The film shows Yamaguchi in the hospital speaking to Cameron in English. He musters his last ounce of strength to say, “I have done my duty.” He died a few days later at the age of 93, in January of 2010.

Inazuka traveled from Tokyo to Irvine and relayed a message to the audience after the screening. Cameron had reportedly contacted him recently with the message that he has “not forgotten his promise.”

Cameron is currently working on the second Avatar film, and according to Inazuka, will begin working on this new film about the twin bombings and nuclear aftermath to coincide with the 70 year anniversary in 2015.

Charles Pellegrino is an author and was also the scientific adviser on Cameron’s Avatar. He traveled with Cameron to meet Yamaguchi and collect data for a book he wrote called The Last Train from Hiroshima: The Survivors Look Back, released in 2010.
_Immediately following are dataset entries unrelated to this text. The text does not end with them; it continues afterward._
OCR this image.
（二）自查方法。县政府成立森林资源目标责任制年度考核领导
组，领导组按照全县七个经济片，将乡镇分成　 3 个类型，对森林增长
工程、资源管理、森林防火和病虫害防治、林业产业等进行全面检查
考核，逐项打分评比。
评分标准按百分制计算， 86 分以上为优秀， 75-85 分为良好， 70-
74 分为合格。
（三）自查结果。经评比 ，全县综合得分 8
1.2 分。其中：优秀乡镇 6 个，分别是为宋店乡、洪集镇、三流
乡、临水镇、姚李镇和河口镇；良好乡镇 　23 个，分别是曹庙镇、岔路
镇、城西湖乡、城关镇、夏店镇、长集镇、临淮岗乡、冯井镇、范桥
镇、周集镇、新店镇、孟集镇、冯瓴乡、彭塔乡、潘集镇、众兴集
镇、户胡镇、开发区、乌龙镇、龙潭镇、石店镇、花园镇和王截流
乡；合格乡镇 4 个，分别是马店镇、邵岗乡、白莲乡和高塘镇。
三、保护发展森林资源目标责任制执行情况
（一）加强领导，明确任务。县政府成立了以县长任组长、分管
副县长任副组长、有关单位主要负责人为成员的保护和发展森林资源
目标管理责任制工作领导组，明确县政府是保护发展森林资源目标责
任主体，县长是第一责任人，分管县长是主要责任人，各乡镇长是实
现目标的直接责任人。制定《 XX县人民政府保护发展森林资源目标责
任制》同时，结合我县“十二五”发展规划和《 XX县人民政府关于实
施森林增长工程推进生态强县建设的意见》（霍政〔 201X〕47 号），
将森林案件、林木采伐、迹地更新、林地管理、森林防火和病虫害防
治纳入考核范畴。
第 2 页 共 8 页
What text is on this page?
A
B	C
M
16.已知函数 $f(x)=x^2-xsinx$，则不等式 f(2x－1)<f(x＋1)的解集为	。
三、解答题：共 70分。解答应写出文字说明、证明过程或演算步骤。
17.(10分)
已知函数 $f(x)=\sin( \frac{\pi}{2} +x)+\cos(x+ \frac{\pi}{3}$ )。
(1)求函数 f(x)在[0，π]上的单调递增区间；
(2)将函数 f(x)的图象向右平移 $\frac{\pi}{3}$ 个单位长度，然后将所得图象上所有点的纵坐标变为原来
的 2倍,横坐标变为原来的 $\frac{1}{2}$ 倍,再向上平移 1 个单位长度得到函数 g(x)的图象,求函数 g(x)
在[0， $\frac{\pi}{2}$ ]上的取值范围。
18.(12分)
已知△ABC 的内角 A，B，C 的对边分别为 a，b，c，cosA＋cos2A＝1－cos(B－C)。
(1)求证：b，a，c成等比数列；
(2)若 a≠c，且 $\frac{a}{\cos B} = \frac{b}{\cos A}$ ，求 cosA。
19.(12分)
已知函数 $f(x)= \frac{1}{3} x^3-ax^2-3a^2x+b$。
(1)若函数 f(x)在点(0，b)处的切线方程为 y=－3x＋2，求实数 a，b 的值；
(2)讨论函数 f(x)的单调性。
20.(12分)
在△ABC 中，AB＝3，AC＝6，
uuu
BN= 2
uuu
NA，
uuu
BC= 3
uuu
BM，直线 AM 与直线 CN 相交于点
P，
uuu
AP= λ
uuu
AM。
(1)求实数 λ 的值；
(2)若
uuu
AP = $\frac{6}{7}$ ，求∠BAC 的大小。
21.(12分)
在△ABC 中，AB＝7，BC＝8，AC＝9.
The book tells Yamaguchi’s story along with that of other double survivors. The name comes from the real-life hardship that Yamaguchi and others faced.

According to the book, after being knocked down by the first blast in Hiroshima, Yamaguchi tried to leave the city by train. But to get to the train at Koi Station, he had to cross over a wide river full of corpses. The corpses were so numerous that he was forced to use them as a human raft. He finally made it to the train, rode it all the way to his home town of Nagasaki, and was then hit by the second nuclear bomb.

The book is extremely graphic with its depiction of the nuclear bomb and its millisecond-by-millisecond destruction of human beings that underwent the blast. It is also very anti-nuclear, as was Yamaguchi.

Yamaguchi’s real-life story of the dangers of nuclear war will live on through the future film of James Cameron. Although, it remains to be seen how Cameron will handle such a sensitive subject.